Sabtu, Desember 26, 2009

Cinta Air Bagi Kehidupan

Sebuah negeri yang mati dan gersang, memulai hidup dengan ketersediaan air.Dalam perjalanan sejarah sebuah kawasan di huni dimulai dengan ketersedian air. Sejarah Makkah yang dihuni oleh Nabi Ibrahim beserta Siti Hajar dan Ismail mulai ramai dengan adanya telaga zam-zam.

Garis khatulistiwa adalah garis tengah dari bumi, dengan curah hujan yang tinggi menjadikan negri menjadi kaya raya dengan flora dan fauna. Berbeda dengan negri yang tidak mempunyai curah hujan tinggi. Maka terdapat sedikit jenis flora dan fauna.

Setiap perjalanan air memberikan hidup pertama bagi pertumbuhan lumut. Lumut menjadi hidup dengan aliran air yang terus mengalir. Di daerah afrika seekor jenis kumbang mampu hidup dengan menampung embun dan menyimpannya di balik kulit. Daerah tersebut adalah daerah yang begitu jarang hujan.

Dimulai dari siklusku yang keluar dari mata air pengunungan. menyeruak diantara bebetauan-bebatuan dan juga akar-akar kayu yang telah memberikan mineral dan kandungan nutrisi. Perjalananku berlanjut menelusuri kanal-kanal kecil dimana binatang kecil sering singah untuk minum, dan terdapat beberapa jentik nyamuk hutan bermain bersama.

Dibeberaa sisi kanal kecil terdapat beberapa ujung akar pepohonan. Mengalir ke tempat yang lebih rendah itulah perjalanan yang telah bertujuan. Dibeberap tempat diriku bergabugan kanal-kanal kecil. Kanal kanal inilah yang menjadi bandar. Perjalanan menelusi ke hilir kadang kami mesti bergenang untuk tempat minum beberapa binatang rimba.

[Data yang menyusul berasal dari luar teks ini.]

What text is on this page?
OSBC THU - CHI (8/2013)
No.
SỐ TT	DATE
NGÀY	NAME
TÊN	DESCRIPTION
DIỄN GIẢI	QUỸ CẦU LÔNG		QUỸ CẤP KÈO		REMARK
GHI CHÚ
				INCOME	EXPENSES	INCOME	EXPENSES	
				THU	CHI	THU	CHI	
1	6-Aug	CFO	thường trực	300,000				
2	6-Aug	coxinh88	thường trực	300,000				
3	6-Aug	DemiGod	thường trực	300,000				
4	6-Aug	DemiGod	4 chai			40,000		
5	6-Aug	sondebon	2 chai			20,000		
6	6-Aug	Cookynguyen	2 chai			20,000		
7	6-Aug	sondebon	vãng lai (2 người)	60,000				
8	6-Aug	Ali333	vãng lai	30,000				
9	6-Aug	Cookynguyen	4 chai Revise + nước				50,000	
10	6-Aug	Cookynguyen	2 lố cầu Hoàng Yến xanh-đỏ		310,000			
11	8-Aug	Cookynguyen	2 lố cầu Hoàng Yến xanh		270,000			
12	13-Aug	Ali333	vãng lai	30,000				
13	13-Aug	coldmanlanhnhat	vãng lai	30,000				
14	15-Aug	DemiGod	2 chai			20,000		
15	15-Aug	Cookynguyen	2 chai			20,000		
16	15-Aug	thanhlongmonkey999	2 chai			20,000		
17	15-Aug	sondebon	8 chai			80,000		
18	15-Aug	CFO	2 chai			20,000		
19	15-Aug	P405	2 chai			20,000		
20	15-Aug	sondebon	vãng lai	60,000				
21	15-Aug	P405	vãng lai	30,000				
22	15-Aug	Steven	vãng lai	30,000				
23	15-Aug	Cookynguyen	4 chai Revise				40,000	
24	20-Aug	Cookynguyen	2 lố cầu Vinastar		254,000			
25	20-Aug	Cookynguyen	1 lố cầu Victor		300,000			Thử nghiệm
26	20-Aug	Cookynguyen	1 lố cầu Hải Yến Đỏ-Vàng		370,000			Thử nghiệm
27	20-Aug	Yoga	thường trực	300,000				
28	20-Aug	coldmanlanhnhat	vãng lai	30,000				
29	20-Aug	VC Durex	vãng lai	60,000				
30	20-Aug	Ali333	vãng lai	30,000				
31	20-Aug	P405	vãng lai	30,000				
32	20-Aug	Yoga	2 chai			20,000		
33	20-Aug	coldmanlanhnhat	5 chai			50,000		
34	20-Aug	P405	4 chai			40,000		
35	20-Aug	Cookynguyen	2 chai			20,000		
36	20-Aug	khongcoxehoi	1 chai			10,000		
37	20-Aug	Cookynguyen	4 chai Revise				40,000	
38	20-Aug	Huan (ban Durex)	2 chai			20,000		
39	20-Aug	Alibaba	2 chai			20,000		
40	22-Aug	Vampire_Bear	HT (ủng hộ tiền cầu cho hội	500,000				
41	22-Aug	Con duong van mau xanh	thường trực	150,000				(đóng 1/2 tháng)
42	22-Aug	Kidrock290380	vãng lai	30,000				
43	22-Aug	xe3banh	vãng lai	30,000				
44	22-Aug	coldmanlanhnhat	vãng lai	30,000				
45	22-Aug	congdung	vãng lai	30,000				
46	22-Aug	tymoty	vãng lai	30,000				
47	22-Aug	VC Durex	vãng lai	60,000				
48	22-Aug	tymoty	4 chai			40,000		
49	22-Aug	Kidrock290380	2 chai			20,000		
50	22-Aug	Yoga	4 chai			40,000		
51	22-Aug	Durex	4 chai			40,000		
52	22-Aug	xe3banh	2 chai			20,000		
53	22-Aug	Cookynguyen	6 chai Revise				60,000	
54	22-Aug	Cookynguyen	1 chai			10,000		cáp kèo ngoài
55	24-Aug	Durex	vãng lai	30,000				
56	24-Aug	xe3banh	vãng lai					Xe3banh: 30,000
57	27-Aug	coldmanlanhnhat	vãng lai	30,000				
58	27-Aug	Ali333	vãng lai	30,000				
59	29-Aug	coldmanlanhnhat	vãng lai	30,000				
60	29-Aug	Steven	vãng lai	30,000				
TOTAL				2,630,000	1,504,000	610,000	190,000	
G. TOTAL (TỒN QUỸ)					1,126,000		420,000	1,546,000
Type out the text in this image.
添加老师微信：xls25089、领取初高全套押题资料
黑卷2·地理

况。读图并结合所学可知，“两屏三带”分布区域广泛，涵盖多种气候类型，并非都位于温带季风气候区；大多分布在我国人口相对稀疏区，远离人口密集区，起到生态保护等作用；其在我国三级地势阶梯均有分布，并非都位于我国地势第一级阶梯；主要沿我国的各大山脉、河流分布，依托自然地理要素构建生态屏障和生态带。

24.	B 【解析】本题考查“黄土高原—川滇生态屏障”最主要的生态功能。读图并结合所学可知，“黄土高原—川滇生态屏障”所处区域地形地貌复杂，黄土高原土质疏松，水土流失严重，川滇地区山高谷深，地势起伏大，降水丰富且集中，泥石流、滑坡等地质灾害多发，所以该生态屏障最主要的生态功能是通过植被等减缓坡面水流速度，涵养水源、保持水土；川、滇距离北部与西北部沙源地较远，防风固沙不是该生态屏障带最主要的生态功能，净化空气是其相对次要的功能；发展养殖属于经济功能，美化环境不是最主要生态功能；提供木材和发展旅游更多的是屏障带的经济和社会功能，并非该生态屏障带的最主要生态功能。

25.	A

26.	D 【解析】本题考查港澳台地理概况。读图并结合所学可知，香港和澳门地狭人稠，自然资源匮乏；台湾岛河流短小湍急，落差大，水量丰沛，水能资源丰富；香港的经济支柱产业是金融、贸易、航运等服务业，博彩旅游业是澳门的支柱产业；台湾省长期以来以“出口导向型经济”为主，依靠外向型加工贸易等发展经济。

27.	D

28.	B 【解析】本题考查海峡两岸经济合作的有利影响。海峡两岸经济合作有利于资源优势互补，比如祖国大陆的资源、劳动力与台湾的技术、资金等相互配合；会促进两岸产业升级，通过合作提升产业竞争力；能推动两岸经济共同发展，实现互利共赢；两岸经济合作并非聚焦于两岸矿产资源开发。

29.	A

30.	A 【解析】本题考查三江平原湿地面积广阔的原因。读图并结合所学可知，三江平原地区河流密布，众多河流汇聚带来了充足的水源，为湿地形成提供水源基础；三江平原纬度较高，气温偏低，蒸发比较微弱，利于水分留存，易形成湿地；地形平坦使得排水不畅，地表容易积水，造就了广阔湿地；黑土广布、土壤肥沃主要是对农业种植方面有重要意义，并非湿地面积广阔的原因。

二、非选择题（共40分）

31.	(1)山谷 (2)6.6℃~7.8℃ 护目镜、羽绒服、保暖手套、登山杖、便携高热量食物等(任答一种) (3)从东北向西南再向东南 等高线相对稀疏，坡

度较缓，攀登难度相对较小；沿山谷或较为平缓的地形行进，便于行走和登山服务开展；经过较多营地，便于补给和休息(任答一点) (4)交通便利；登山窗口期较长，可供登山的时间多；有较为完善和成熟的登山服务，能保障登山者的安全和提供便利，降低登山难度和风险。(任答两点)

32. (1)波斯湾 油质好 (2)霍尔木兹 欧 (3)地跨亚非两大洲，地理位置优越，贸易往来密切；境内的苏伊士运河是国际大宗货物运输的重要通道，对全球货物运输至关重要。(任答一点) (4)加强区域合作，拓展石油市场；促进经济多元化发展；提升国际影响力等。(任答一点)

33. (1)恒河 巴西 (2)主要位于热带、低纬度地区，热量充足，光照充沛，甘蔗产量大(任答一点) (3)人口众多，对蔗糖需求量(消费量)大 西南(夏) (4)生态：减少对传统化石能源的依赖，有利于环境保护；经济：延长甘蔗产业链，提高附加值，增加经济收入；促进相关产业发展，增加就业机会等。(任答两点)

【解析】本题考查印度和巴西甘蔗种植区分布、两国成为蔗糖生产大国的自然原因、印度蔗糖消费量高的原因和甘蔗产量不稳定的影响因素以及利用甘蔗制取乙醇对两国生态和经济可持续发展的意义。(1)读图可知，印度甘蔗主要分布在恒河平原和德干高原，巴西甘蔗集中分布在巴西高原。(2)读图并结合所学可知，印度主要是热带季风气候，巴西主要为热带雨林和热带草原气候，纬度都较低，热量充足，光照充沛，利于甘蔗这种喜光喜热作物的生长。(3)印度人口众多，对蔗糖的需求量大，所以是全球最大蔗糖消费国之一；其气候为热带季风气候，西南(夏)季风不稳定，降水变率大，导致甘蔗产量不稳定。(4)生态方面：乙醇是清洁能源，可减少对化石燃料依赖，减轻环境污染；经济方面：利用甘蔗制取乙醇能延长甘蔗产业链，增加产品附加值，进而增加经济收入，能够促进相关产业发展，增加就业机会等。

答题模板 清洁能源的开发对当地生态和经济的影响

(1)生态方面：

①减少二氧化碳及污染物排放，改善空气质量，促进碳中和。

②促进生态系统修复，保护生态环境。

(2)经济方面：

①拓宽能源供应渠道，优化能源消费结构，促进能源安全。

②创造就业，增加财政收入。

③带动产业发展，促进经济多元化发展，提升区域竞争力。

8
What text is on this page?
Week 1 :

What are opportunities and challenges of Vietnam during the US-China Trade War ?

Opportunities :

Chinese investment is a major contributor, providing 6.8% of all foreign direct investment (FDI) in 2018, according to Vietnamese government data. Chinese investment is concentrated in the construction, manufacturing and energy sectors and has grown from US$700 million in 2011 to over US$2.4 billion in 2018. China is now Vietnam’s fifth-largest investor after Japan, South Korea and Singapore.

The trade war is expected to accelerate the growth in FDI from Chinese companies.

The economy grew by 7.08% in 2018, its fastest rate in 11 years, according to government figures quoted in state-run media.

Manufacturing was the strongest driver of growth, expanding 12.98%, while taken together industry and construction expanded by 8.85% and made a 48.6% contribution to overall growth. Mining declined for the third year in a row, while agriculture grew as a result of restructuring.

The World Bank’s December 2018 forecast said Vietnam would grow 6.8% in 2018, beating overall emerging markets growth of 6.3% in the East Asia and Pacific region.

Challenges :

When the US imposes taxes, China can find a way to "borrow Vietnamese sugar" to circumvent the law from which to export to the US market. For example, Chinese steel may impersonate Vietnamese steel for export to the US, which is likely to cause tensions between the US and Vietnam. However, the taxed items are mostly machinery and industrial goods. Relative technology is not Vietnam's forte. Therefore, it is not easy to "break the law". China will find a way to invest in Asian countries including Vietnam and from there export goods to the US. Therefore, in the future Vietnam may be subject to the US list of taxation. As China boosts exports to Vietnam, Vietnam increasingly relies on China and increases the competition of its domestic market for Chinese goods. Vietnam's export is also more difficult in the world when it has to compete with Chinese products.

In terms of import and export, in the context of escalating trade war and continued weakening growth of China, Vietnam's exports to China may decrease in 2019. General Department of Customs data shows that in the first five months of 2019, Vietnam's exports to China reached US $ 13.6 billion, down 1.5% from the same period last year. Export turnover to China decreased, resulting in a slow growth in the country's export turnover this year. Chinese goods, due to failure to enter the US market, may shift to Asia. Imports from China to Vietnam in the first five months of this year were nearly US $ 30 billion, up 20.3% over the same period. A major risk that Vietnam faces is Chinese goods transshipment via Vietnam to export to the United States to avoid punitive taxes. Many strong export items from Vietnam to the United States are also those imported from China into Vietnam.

Disebuah jurang sebuah tempat yang kami mengalir kami melanjutkan perjalanan dengan terjun dengan bulir-bulir yang kecil. Menyeruak kabut air yang memberikan kesegaran dan kesejukan. Menghunjam ketanah itulah sebuah hasrat untuk dapat berkumpul dan memberikan pendaratan yang lebih baik untuk mereka yang datang kemudian. Tempat kami berkumpul sering dijadikan tempat bersenang-senang beberapa orang yang ingin merasakan nikmatnya air pengunungan.

Perjalanan berlanjut di sebuah perkampungan kecil tepi hutan dengan beberapa keluarga yang menanam sayuran.Dibeberapa tempat kampung, kami bertemu dengan berbegai jenis ikan, belut, kaki-kaki petani dengan kerbaunya dan beberapa ekor sapi. Dan juga beberapa sorak sorai anak-anak yang bermain perahu dan berenang dengan batang pisang. Disisi tempat lain mereka melakukan akrobatik senam indah dari ketinggian di sudut siku-siku sungai.

Menjelang dekat kota kami bertemu dengan berbagai bentuk aktivitas yang terekam dalam bayangan. Semua semu, berwana dan mengeluarkan aroma. Semua serba asing dan tidak dikenali. Ikan dan beberapa family mereka tidak mau lagi untuk ikut bersama. Seperti ikan namun tinyak bisa menyelam dan seperti belut namun tidak membuat sarang.

Berbagai pancang menjorok kedalam menusuk dan membelah iringan rombongan kami menuju laut. Beberapa teman kami yang keluar dari lorong-lorong pipa dengan bentuk yang mengerikan, berbau, kumuh dan kotor dan tidak menghidupi malah membuat mikroba ikut mati. Inilah kota tempat kami singgah sebelum akhirnya tiba dilaut. Dan sering hidup mengalir sampai tujuan namun tidak dengan kejernihan yang sama dari hulu.

Muara adalah tepat berkumpulnya berbagai persoalan, kerusakan dan juga perpaduan air laut dan tawar. Tarik menarik itulah hukum kehidupan di air pasang dan surut laut. Saat sampai dilaut akan kembali bertransformasi untuk melakukan perjalanan berikutnya menjadi bulir-bulir air hujan.

Hidup bermula dari keutentitkan, kemudian perlahan mengikuti takdir kehidupan, ada yang bertahan di gunung, atau hanya sampai pergunungan ada yang sampai di tujuan dan melakan perubahan untuk dapat bermanfaat kembali.

Sudahkah kita memunyai cinta seperti air kepada kehidupan?